The weather events causing the highest damage amoung the population across the United States are shown in the table below:
# Table of consolidated results
pop2 <- pop2 %>% arrange(desc(totals))
library(knitr)
kable(pop2[1:10,], col.names = c("Event Types", "Fatalities", "Injuries", "Total"))
| Event Types | Fatalities | Injuries | Total |
|---|---|---|---|
| TORNADO | 1485 | 19962 | 21447 |
| EXCESSIVE HEAT | 1761 | 6332 | 8093 |
| FLOOD | 381 | 6740 | 7121 |
| LIGHTNING | 598 | 3826 | 4424 |
| TSTM WIND | 219 | 3305 | 3524 |
| FLASH FLOOD | 795 | 1630 | 2425 |
| THUNDERSTORM WIND | 130 | 1400 | 1530 |
| HEAT | 237 | 1222 | 1459 |
| WINTER STORM | 167 | 1042 | 1209 |
| HIGH WIND | 211 | 970 | 1181 |
print(p1)
Figure-1: Fatalities vs. Injuries over 5-year periods from 1997 - 2011.

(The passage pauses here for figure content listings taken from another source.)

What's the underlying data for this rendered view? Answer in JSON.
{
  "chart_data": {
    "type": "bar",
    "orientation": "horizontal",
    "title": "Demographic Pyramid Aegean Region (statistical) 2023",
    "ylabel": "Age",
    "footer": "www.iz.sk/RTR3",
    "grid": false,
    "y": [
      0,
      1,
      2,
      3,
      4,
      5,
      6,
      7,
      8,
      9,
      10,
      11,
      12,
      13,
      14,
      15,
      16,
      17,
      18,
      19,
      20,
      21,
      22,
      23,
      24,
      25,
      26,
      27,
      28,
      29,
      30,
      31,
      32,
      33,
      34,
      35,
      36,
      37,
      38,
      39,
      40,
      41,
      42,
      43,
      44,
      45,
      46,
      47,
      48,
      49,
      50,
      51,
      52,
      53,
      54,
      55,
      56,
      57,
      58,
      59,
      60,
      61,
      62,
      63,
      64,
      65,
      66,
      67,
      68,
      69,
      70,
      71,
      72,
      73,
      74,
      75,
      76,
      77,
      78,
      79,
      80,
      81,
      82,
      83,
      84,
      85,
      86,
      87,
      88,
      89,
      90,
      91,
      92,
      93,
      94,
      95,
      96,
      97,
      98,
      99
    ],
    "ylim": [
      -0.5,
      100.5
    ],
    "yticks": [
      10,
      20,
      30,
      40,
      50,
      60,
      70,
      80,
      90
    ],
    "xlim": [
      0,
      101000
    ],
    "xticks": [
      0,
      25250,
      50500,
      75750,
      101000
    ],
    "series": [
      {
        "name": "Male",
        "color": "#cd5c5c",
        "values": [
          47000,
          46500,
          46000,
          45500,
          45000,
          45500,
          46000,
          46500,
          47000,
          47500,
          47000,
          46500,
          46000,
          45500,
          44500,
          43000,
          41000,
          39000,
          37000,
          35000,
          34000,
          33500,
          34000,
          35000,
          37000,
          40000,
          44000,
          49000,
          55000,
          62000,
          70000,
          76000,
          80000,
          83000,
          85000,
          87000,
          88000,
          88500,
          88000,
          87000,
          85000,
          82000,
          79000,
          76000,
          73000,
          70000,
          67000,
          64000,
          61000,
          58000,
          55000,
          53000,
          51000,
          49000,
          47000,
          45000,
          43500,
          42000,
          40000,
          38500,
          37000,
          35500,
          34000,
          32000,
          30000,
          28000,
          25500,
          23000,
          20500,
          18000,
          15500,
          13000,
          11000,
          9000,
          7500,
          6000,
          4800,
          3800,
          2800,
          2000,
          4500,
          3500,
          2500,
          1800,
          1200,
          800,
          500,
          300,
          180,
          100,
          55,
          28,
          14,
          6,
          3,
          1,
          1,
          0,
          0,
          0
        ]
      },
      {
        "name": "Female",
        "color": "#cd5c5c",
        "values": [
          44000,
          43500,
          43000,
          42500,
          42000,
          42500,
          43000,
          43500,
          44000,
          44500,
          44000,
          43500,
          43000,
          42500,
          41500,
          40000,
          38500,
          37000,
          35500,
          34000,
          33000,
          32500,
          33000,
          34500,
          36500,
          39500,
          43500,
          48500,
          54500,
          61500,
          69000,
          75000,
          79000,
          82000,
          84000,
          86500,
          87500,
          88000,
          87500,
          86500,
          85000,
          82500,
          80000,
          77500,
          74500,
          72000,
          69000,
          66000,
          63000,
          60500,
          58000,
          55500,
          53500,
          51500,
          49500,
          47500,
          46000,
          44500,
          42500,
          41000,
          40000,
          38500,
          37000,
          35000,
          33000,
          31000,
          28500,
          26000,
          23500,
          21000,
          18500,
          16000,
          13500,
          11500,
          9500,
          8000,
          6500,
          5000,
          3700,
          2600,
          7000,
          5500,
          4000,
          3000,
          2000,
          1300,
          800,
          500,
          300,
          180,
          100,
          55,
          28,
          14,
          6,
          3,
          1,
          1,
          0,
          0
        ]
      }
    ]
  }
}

Figure-1 shows that there are two weather events that cause the most number of fatalities: Tornado and Excessive Heat. In third place, when looking at total damages, comes Flood, though these cause less fatalities than Lightning, but many more injuries.
print(p2)
Figure-2: Consolidated Fatalities vs. Injuries from 1997 - 2011 by Severe Weather Events.
Figure-2 confirms above interpretation; however it is notable that Flood, while being on third place, only occurred in the 1997-2001 period. In the 10 years afterwards, flooding appears but only resulting in minor damages to the population.
From the summary table below it is clear that the top three weather events for causing severe damages are TSTM Wind, Flash Flood and Tornado. The damage severity is declining linearly until Lightning, where it drops rapidly to approximately half of the next severe event.
kable(eco1[1:10,], col.names = c("Event Types", "Crop Damage", "Property Damage", "Total"))
| Event Types | Crop Damage | Property Damage | Total |
|---|---|---|---|
| TSTM WIND | 98746 | 1215890 | 1314636 |
| FLASH FLOOD | 146418 | 1156462 | 1302880 |
| TORNADO | 86111 | 1125792 | 1211903 |
| HAIL | 473313 | 544038 | 1017351 |
| FLOOD | 146402 | 803805 | 950207 |
| THUNDERSTORM WIND | 66663 | 862257 | 928920 |
| LIGHTNING | 1852 | 463150 | 465002 |
| HIGH WIND | 13872 | 290030 | 303901 |
| WINTER STORM | 1538 | 115809 | 117347 |
| WILDFIRE | 4364 | 83007 | 87372 |
print(p4)
Figure-3: Total and Property Damage by Event Type from 1997 - 2011. The main damage is done to property (compared to damage to crops).
Figure-3 shows that most of the damage is sustained by property. Only during Hail the damage amounts between property and crops are comparable.